A circuit network contains one channel for every possible channel type. This is true if there are no signals using that channel, or if many different signals are using that channel. This means two very important things:

  • Any "empty" channel is the same as [that channel] = 0.
  • Different numerical values on the same channel will be added together. They cannot be kept separate. Non-numerical values are still kept separate.

These facts can be both frustrating, and useful. It is possible to work around these limitations, so it is better to regard them as features that can be used to do weird things.

Using conditions

Most of the time, if you are looking for a signal, it is through a condition. If an object connected to the circuit network has an "enable/disable" box checked, then it will be turned off by default. The enabled condition will turn the object on.

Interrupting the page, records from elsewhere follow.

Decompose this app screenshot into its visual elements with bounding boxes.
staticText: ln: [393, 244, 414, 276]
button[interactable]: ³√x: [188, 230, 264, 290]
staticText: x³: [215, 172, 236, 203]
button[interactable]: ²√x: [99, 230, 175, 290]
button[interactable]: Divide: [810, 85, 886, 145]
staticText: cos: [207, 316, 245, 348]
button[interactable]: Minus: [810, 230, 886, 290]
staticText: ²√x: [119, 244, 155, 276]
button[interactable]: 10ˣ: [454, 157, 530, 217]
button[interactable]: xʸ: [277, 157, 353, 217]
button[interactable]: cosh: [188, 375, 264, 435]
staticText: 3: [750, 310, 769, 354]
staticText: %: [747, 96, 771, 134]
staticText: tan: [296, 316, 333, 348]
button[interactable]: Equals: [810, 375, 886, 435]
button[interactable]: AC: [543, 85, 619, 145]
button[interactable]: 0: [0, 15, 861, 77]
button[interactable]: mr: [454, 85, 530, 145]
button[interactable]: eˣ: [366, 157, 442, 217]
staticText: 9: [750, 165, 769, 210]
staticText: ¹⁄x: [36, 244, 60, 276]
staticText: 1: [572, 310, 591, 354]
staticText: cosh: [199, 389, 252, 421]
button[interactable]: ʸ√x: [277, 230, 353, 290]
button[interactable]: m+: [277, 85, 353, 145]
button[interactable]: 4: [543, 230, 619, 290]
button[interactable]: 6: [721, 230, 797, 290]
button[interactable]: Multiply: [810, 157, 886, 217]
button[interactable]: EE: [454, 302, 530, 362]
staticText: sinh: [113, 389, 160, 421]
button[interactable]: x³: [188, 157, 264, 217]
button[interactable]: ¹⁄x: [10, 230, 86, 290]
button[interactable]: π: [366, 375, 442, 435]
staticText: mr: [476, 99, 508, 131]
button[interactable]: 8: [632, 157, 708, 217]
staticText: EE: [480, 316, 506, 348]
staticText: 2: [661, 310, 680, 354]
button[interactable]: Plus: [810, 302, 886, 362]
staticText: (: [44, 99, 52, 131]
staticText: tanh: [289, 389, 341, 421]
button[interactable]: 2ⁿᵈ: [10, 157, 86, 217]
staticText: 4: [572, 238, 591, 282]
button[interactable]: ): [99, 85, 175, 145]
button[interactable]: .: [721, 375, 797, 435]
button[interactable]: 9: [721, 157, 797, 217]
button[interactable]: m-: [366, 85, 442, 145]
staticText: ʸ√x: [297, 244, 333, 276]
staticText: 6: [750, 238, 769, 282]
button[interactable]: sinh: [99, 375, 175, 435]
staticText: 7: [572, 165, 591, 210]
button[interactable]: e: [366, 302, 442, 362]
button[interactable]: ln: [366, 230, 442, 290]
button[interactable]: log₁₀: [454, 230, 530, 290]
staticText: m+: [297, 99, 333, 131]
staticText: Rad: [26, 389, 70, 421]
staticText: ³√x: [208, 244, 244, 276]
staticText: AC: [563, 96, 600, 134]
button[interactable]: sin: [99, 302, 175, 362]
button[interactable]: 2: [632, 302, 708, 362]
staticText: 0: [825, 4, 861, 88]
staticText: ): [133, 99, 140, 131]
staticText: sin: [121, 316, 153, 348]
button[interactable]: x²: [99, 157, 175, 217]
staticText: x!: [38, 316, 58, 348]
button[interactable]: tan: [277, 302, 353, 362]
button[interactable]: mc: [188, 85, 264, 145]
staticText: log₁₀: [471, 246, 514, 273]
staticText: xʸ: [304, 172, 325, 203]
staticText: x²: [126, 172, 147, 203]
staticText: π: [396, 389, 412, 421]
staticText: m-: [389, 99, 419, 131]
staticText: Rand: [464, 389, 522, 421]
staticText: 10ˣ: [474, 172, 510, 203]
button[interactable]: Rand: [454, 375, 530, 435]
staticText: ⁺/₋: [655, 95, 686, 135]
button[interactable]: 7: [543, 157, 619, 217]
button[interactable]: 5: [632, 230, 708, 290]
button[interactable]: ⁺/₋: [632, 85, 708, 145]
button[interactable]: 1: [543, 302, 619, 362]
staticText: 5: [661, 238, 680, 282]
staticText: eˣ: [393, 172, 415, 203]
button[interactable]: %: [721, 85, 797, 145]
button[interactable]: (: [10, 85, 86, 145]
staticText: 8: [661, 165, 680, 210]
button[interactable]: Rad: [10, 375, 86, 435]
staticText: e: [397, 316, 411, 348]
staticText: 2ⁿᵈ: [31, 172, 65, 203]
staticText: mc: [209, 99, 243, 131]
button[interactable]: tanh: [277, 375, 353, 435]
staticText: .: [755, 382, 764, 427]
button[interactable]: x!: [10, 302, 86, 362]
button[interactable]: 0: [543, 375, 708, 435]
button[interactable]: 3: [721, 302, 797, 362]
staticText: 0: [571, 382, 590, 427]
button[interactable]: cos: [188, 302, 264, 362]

A condition holds three pieces of information: Signal channel, operation, and signal value. The different operations allow you to use the exact same signal in different ways. Condition operations are mathematical operations:

= EqualsValue on this channel is exactly the selectedCan use non-numeric values
Does not equalThis exact value is not present on this channel
< Less thanNumber on this channel is lower than, but not, this numberMust use numeric values
Less than or equal toNumber is lower than, or exactly, this number
> Greater thanNumber on this channel is higher than, but not, this number
Greater than or equal toNumber is higher than, or exactly, this number

These operations give you a lot of versatility in examining signals.

If you want an object to function as normal unless switched off by a signal, you can use the does not equal operation. The condition will be enabled unless the exact value you have chosen appears on the channel.

The < ≤ less than and > ≥ greater than operations are useful for measuring the contents of a container. You can have a light turn on when the amount of copper in a chest goes below a certain number. Or, you could have a pump turn on when the amount of oil in a tank goes above a certain number, to ensure some machines get the oil by priority before releasing it to other factories.

This can also be useful for making sure boilers don't burn fuel unless accumulators are low:

Wire an accumulator to the offshore pump (they will have to be quite close together). Make sure the accumulator is in the electric grid the boilers are powering. Open the accumulator's circuit interface. By default, accumulators output their charge as a percantage on the [A] channel.

In the pump's circuit interface, set enabled condition [A] < 20

This works because accumulators all push their charge to the elctrical grid at the same rate. In a stable grid, if one accumulator is at 20% charge, they all are. You can try a lower number, but I reccomend 20% because it can take a while for turbines to get enough steam to produce power.

What is a combinator?

A combinator is an object specifically designed to work with the circuit network. It has no other use. There are three different types of combinator, specialised for a different purpose.

  • Constant combinator: Sends whatever signal you tell it to into the circuit network. Can send multiple different signals at the same time. Does not need electricity, and can be switched off manually.
  • Decider combinator: Compares two different signal inputs, and produces one signal output. Probably the most commonly used combinator, as it is both simple and versatile.
  • Arithmetic combinator: A more complex decider combinator. Used for actual mathematics on signals.

This section focuses on the second in the list, the decider combinator, as it is complex enough to require an explanation, and is not the arithmetic combinator, which I do not understand (yet?)

You do not strictly need a combinator to use the circuit network. Most network-enabled entities are capable of performing their own decision operation via the "enable/disable" functionality (as in the offshore pump example above). A decider combinator is usually only needed in more complex situations. In particular, if you need to make a decision based on two separate signals, you will need at least one decider combinator, probably two or three.